I don't know exactly why the Border Patrol has set up shop at the Greyhound station in Rochester, NY, but there they are, with their walkie-talkies and their green uniforms and their dog.
I've been to and from Rochester maybe three times in the last month, and each time there they are, to ask if I'm a U.S. citizen, and take me at my word.
They are not without exuberance. Today, after the dog sniffed the luggage, the dog handler scratched him behind the ears, and encouraged the dog to leap into the air. The dog leapt, the snow fell, and we stood there and chuckled, sort of. The dog was so happy.
Normally they don't let you onto the bus until the guys are off it, not wanting to confuse the issues, I guess. This time when we got on they were still there, interrogating one guy. "So your parents are from Puerto Rico, and you were born in Yonkers, is that right?"

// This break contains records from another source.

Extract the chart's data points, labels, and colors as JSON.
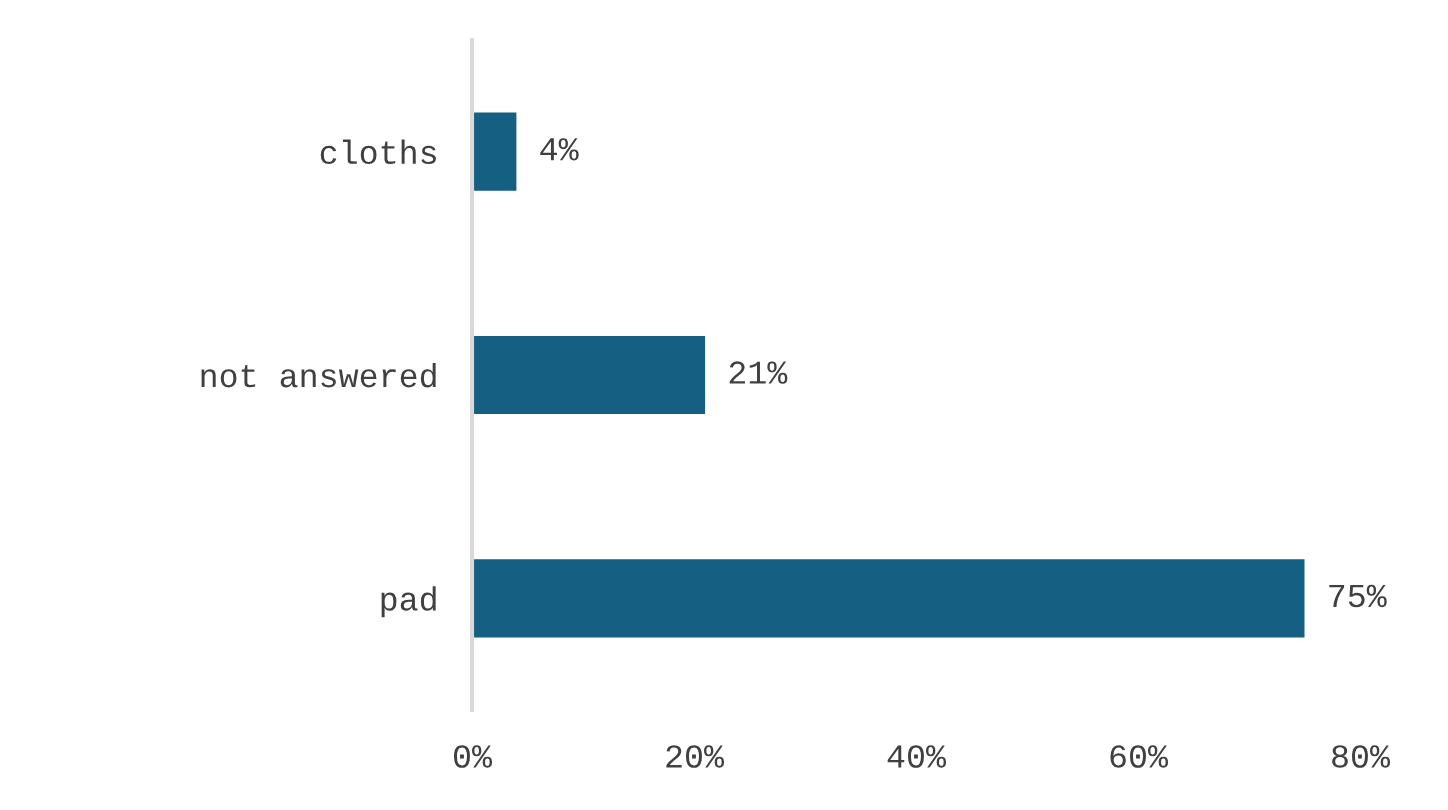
{
  "chart_data": {
    "type": "bar",
    "orientation": "horizontal",
    "categories": [
      "cloths",
      "not answered",
      "pad"
    ],
    "values": [
      4,
      21,
      75
    ],
    "color": "#155f82",
    "value_labels": [
      "4%",
      "21%",
      "75%"
    ],
    "xlim": [
      0,
      80
    ],
    "xticks": [
      {
        "value": 0,
        "label": "0%"
      },
      {
        "value": 20,
        "label": "20%"
      },
      {
        "value": 40,
        "label": "40%"
      },
      {
        "value": 60,
        "label": "60%"
      },
      {
        "value": 80,
        "label": "80%"
      }
    ],
    "grid": false
  }
}
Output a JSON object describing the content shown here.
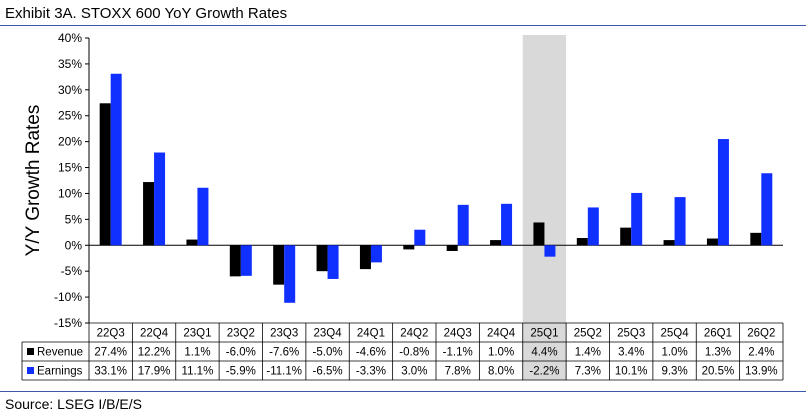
{
  "title": "Exhibit 3A.  STOXX 600 YoY Growth Rates",
  "source": "Source: LSEG I/B/E/S",
  "colors": {
    "revenue": "#000000",
    "earnings": "#1030ff",
    "highlight": "#d9d9d9",
    "rule": "#3b5aa8"
  },
  "chart_data": {
    "type": "bar",
    "ylabel": "Y/Y Growth Rates",
    "ylim": [
      -15,
      40
    ],
    "yticks": [
      "40%",
      "35%",
      "30%",
      "25%",
      "20%",
      "15%",
      "10%",
      "5%",
      "0%",
      "-5%",
      "-10%",
      "-15%"
    ],
    "ytick_values": [
      40,
      35,
      30,
      25,
      20,
      15,
      10,
      5,
      0,
      -5,
      -10,
      -15
    ],
    "grid": false,
    "categories": [
      "22Q3",
      "22Q4",
      "23Q1",
      "23Q2",
      "23Q3",
      "23Q4",
      "24Q1",
      "24Q2",
      "24Q3",
      "24Q4",
      "25Q1",
      "25Q2",
      "25Q3",
      "25Q4",
      "26Q1",
      "26Q2"
    ],
    "highlight_category": "25Q1",
    "series": [
      {
        "name": "Revenue",
        "values": [
          27.4,
          12.2,
          1.1,
          -6.0,
          -7.6,
          -5.0,
          -4.6,
          -0.8,
          -1.1,
          1.0,
          4.4,
          1.4,
          3.4,
          1.0,
          1.3,
          2.4
        ],
        "labels": [
          "27.4%",
          "12.2%",
          "1.1%",
          "-6.0%",
          "-7.6%",
          "-5.0%",
          "-4.6%",
          "-0.8%",
          "-1.1%",
          "1.0%",
          "4.4%",
          "1.4%",
          "3.4%",
          "1.0%",
          "1.3%",
          "2.4%"
        ]
      },
      {
        "name": "Earnings",
        "values": [
          33.1,
          17.9,
          11.1,
          -5.9,
          -11.1,
          -6.5,
          -3.3,
          3.0,
          7.8,
          8.0,
          -2.2,
          7.3,
          10.1,
          9.3,
          20.5,
          13.9
        ],
        "labels": [
          "33.1%",
          "17.9%",
          "11.1%",
          "-5.9%",
          "-11.1%",
          "-6.5%",
          "-3.3%",
          "3.0%",
          "7.8%",
          "8.0%",
          "-2.2%",
          "7.3%",
          "10.1%",
          "9.3%",
          "20.5%",
          "13.9%"
        ]
      }
    ]
  }
}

They would ask this guy stuff -- what's the name of the airport in Puerto Rico? stuff like that -- and then relay information into the cellphone.
And then, after all that build-up, they wandered off the bus, leaving the guy in question to complete his danger-filled journey to Buffalo in peace.
Yesterday I actually did cross the border on a bus. We were held up, because of the complicated citizenship issues pertaining to our Mennonite companions. One was a dual citizen; one wasn't. The immigration official was explaining it to them: "Your friend can't do the things you can. You're a dual citizen, so you can work. But if he does anything other than put his feet up and take out a beer from the fridge, he's breaking the law."
"He can do some dishes to help around the house, but that's it," she said. They seemed confused. Earlier the bus driver had been telling them about Martin Luther King Jr. This was news to them. "He gave this speech," the bus driver said, "about this dream he had."